Monday, Mar. 02, 1970

E Pluribus Uni

THIS PERFECT DAY by Ira Levin. 309 pages. Random House. $6.95.

This novel, the author's first since Rosemary's Baby, has odd minor fascinations--like the work of a soap sculptor or a first-rate Christmas cookie frost-er. It is set a couple of centuries hence and rather predictably envisions mankind living passive and at peace under the tutelage of a gigantic computer named Uni. It doles out compulsory, will-killing drugs and makes the major decisions of every man's life. Yet the characters seem more pompous than drugged. The plot, despite a few captivating wrinkles, is the classic man-beats-awesome-machine gambit borrowed from science fiction.

Perfect Day's main appeal, however, is not to sci-fi addicts but to collectors of Utopian minutiae. In Uni-land, for instance, men have no beards. Women have no breasts, but whether for sheer efficiency or simple streamlining one never knows. Everybody dies at exactly age 62. Sex begins at 14 and can be had with anyone one likes, but on Saturday night only. So much for tub night.

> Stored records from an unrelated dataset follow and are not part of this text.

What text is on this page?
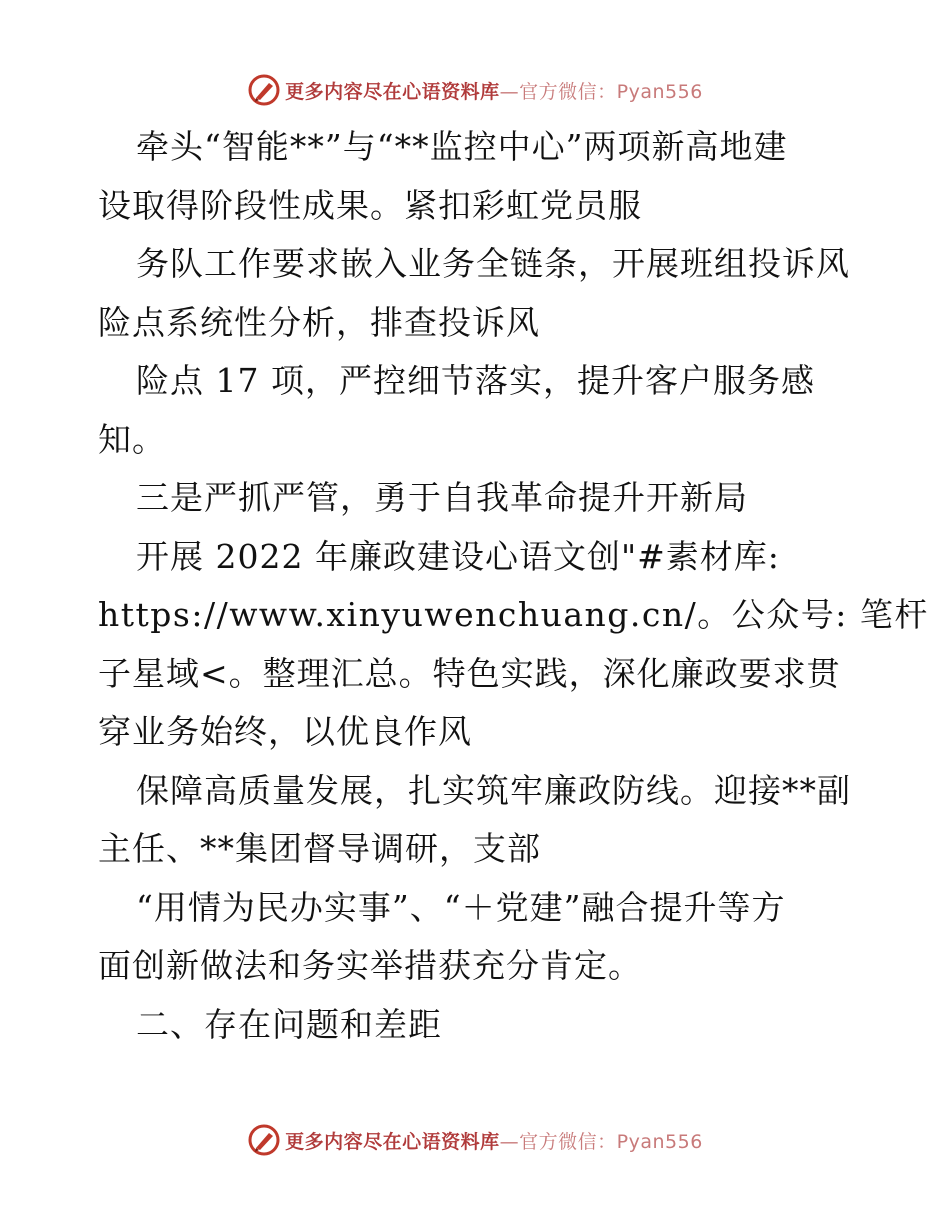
更多内容尽在心语资料库—官方微信：Pyan556
牵头“智能**”与“**监控中心”两项新高地建
设取得阶段性成果。紧扣彩虹党员服
务队工作要求嵌入业务全链条，开展班组投诉风
险点系统性分析，排查投诉风
险点 17 项，严控细节落实，提升客户服务感
知。
三是严抓严管，勇于自我革命提升开新局
开展 2022 年廉政建设心语文创"#素材库:
https://www.xinyuwenchuang.cn/。公众号: 笔杆
子星域<。整理汇总。特色实践，深化廉政要求贯
穿业务始终，以优良作风
保障高质量发展，扎实筑牢廉政防线。迎接**副
主任、**集团督导调研，支部
“用情为民办实事”、“＋党建”融合提升等方
面创新做法和务实举措获充分肯定。
二、存在问题和差距
更多内容尽在心语资料库—官方微信：Pyan556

Instead of A Mighty Fortress Is Our God, people sing "One mighty Family, A single noble race,/Sending its sons and daughters/Bravely into Space ..." The common obscenity is "fight," as in "fight you" or "you brother-fighter." On less vehement occasions the universal expression is "Christ, Marx, Wood and Wei," the four deities of the drugged society. Christ and Marx, O.K. Wei is a mischief-making Oriental seer who appears in the book. But who's Wood? The author has hinted that he made Wood up. But could it possibly be Speed-Reading Guru Evelyn Wood, who has, after all, taught millions to read by waving their fingers over the text?